Yine de Melih'in istediği kadar yakın değillerdi. Elif'in her şeyi akışına bırakmasını istiyordu. Onun kendisine güvendiğini hissetmek istiyordu. "Yüzünde yanık olan hastanın ameliyatına hazırlanmalısınız." dedi asistanı. Genç adam başını olumluca salladı.

"Pekala. Gidelim" dedi ve ameliyathaneye doğru yol aldı. Yolda arkadaş gibi olduğu asistanına danışmaya karar vermesi saniyelerini aldı. "Seher sana bir konu hakkında soru sorabilir miyim?" diye sordu. Kendinden yaşça küçük olan genç kıza. "Elbette Melih Bey." dedi kibarca Seher.

Melih iç çekti. "Bir kadın var. Ve bu kadın beni eski nişanlısına benzetiyor. Eski nişanlısı onu aldatıyormuş. Ve o nişanlı şuan ölü. Yaklaşık üç aydır onun peşindeyim." diyerek durdu Melih. "Sence ben ne yapıyorum?" dedi kafası karışık bir şekilde.

Seher gülümsedi. "Melih Bey bence çok tatlısınız.
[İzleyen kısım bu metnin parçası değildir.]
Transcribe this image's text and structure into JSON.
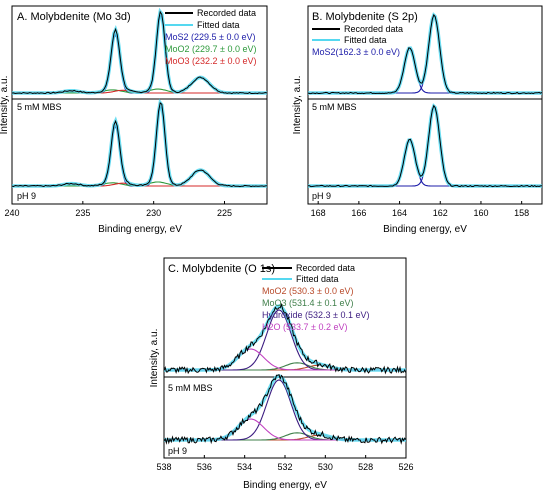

Eminim o kadın değerinizi anlayacaktır ve sizi çok sevecektir." Melih çocuk gibi dudağını büzdü.

"Tabi öncelikle güvenini kazanmalısınız. Önceden aldatılmış bu yüzden kimseye güvenmiyor olabilir. Ben olsam ona değerli olduğunu hissettirmeye çalışırdım. Bir demet çiçek veya arkadaşlarla bir buluşma bu tarz şeyler" dedi Seher adama tavsiye verirken.

Melih başını bir aşağıya bir yukarıya salladı. "Dünyanın en iyi asistanısın" dedi göz kırparak. Ve ameliyathanenin kapısını açtı. Şimdi işini yapma vaktiydi. Tavsiyeleri iyice düşünecekti.

Azra arkadaşı İlayda'ya doğru döndü. "Bana sorarsan çok yakışıyorsunuz. Ancak ilgisizlik büyük sorun" diyen İlayda'yı dinledi. Olanları onlara her zaman anlatıyordu. En yakın arkadaşları onlardı. "İlayda'ya katılıyorum" dedi Seray. Azra sıkıntılı bir iç çekti.

"Ondan hoşlanıyorum. Gerçekten nazik ve düşünceli biri. Bir daha onun gibi biri bulamayabilirim" dedi Azra. Seray başını olumluca salladı. "Tamam Erkam'ı seviyorum bende. Gerçekten nazik ve çekici biri." dedi. İlayda ise Seray'a onay vermedi. "Karakteri çok düzgün ancak bu ilişki yürümez. Ayrıl ondan. En azından çekeceğin acı hafifler." dedi İlayda.